F-FAZA EXPERIMENTS AND

F-FAZA-PET XENOGRAFT MODELS

As all new radiopharmaceuticals, ¹⁸F-FAZA is also intensively investigated in both in vitro and in vivo experiments. The detection of hypoxia-dependent radiopharmaceutical accumulation is fundamental, just like exact characterization of pharmacokinetic features.

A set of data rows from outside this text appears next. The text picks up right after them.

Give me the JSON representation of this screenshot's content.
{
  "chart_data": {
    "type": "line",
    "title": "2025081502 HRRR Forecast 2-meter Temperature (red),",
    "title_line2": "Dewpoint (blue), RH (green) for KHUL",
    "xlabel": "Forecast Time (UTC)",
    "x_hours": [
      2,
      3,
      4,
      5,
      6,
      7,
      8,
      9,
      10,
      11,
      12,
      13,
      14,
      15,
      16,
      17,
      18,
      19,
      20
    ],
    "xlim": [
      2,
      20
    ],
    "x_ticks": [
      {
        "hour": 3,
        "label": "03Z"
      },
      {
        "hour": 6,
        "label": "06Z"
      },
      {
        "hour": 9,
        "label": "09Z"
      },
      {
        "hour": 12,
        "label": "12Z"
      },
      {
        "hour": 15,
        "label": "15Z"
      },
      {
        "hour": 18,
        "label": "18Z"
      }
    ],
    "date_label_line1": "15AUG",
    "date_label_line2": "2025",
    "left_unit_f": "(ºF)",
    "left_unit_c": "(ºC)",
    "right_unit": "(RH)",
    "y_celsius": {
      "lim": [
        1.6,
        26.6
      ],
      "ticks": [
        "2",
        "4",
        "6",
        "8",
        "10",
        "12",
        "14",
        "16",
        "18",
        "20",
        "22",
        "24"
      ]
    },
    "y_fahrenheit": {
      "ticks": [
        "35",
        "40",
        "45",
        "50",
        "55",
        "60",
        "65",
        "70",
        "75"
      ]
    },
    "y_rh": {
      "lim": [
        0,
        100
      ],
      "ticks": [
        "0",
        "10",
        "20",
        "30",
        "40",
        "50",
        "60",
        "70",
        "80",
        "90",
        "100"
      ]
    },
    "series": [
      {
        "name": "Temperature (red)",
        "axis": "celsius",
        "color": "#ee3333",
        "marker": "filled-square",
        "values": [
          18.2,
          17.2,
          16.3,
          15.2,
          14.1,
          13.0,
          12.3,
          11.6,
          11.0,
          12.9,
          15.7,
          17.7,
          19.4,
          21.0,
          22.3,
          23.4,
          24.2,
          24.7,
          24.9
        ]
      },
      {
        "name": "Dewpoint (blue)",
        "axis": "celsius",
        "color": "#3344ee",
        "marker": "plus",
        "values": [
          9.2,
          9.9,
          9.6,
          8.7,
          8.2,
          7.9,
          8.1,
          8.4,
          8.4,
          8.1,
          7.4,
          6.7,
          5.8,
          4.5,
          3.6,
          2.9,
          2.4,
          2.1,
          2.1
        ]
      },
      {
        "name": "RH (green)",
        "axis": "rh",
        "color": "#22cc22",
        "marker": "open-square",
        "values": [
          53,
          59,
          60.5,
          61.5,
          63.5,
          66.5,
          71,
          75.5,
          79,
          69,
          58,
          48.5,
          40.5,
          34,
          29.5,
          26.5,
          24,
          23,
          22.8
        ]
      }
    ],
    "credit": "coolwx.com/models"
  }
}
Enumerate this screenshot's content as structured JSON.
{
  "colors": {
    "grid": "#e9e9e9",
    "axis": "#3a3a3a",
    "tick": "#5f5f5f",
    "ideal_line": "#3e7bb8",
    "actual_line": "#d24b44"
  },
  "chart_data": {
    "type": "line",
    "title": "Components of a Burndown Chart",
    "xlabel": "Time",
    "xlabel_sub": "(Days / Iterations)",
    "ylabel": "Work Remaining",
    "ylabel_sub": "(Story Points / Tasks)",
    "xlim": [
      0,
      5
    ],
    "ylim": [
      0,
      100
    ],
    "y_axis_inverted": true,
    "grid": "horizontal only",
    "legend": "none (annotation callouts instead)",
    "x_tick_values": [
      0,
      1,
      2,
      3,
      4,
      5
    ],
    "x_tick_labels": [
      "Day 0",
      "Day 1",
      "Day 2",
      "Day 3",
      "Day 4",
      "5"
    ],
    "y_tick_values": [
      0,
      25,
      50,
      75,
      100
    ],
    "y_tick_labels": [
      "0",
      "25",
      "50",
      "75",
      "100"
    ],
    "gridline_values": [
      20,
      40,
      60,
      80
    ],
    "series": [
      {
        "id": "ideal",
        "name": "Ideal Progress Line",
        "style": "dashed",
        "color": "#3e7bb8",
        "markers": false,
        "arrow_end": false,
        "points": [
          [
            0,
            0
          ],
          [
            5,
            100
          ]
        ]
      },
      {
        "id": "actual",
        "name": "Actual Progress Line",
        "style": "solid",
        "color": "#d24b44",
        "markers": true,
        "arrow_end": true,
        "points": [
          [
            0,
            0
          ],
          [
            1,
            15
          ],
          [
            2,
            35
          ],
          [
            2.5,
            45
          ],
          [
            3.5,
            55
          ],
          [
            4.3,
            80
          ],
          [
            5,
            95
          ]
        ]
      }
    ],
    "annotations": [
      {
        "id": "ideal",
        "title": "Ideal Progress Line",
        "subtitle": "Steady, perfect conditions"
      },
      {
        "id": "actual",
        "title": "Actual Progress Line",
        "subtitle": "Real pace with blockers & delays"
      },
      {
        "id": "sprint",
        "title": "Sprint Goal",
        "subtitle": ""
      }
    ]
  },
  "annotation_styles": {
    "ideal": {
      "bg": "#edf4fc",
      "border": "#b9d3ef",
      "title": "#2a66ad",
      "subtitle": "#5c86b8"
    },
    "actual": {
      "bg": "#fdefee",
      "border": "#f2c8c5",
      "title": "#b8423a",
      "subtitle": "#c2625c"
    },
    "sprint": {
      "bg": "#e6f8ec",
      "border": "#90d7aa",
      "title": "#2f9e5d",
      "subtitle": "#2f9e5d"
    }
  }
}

In the first in vitro study by Busk et al.³², oxygenation-dependent ¹⁸F-FAZA retention was compared to that of ¹⁸F-FDG in different carcinoma lines. ¹⁸F-FAZA accumulation was measured after radiopharmaceutical incubation in different oxygenation conditions. Significant ¹⁸F-FAZA retention was observed after 3 hours of anoxia and no binding in nonhypoxic cells. Furthermore, it showed superior in vivo hypoxia specificity compared with ¹⁸F-FDG. This study concluded that ¹⁸F-FAZA has excellent in vitro characteristics for hypoxia imaging. Another study³³ compared the hypoxia-selective uptake of ¹⁸F-FAZA to that of ¹⁸F-FMISO, as the mostly used hypoxia radiopharmaceutical, and found no differences in the vitro experiments with tumor cell lines, but in the in vivo animal PET study the elimination of

18F-FAZA was found to be faster. This feature seems to be an advantage in imaging, but the concentration of ¹⁸F-FAZA was lower, which suggests a lower sensitivity of ¹⁸F-FAZA. In a later animal PET study, obvious superior biokinetics for ¹⁸F-FAZA were found as compared to 18F-FMISO, for example, significantly higher T/M and tumor-to-blood ratios³⁴.